A charge particle is moving in a uniform magnetic field $$(2\hat{i} + 3\hat{j}) \text{ T}$$. If it has an acceleration of $$(\alpha\hat{i} - 4\hat{j}) \text{ m s}^{-2}$$, then the value of $$\alpha$$ will be

A charged particle moves in a uniform magnetic field $$\vec{B} = (2\hat{i} + 3\hat{j}) \text{ T}$$. Its acceleration is $$\vec{a} = (\alpha\hat{i} - 4\hat{j}) \text{ m/s}^2$$. We need to find $$\alpha$$.

The magnetic force on a charged particle is given by:

$$\vec{F} = q(\vec{v} \times \vec{B})$$

Since $$\vec{F} = m\vec{a}$$, the acceleration $$\vec{a}$$ is proportional to $$\vec{v} \times \vec{B}$$.

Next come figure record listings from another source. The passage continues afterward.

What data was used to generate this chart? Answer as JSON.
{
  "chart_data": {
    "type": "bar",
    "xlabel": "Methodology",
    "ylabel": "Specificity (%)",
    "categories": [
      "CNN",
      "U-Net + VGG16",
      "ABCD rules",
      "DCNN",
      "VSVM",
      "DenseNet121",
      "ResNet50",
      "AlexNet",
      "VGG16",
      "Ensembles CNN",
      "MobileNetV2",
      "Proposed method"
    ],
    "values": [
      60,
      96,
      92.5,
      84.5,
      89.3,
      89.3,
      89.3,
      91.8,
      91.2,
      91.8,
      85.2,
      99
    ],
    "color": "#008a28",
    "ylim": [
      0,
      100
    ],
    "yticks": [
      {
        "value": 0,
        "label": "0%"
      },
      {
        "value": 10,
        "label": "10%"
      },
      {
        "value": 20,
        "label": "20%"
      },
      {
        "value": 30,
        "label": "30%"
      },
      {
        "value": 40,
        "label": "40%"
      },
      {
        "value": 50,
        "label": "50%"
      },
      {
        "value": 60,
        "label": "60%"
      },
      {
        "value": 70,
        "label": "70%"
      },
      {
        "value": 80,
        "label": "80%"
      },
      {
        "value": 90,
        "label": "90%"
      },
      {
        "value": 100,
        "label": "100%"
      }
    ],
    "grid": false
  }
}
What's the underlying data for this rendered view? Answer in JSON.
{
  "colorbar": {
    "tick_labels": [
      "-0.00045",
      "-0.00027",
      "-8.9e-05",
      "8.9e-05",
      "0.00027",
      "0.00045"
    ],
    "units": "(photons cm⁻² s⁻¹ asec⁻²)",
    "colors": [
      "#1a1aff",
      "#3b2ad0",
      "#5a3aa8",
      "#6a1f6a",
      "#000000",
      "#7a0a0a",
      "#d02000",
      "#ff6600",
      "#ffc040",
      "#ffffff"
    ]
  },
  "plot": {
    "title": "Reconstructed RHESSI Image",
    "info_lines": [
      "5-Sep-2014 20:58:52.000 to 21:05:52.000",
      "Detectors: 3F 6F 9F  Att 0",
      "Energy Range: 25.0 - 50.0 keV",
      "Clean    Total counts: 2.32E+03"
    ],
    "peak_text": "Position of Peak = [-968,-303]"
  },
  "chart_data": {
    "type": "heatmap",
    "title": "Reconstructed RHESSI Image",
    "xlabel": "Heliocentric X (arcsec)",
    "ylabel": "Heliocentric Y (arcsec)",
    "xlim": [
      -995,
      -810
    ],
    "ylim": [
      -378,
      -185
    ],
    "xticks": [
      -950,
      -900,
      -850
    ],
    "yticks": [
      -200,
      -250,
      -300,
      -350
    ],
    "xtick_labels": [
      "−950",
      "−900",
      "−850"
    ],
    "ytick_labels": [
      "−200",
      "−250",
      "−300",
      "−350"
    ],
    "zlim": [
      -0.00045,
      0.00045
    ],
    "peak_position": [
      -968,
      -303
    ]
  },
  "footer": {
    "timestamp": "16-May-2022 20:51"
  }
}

The magnetic force is always perpendicular to the magnetic field. Therefore, the acceleration must also be perpendicular to $$\vec{B}$$:

$$\vec{a} \cdot \vec{B} = 0$$

$$(\alpha\hat{i} - 4\hat{j}) \cdot (2\hat{i} + 3\hat{j}) = 0$$

$$2\alpha + (-4)(3) = 0$$

$$2\alpha - 12 = 0$$

$$\alpha = 6$$

The correct answer is Option B: $$6$$.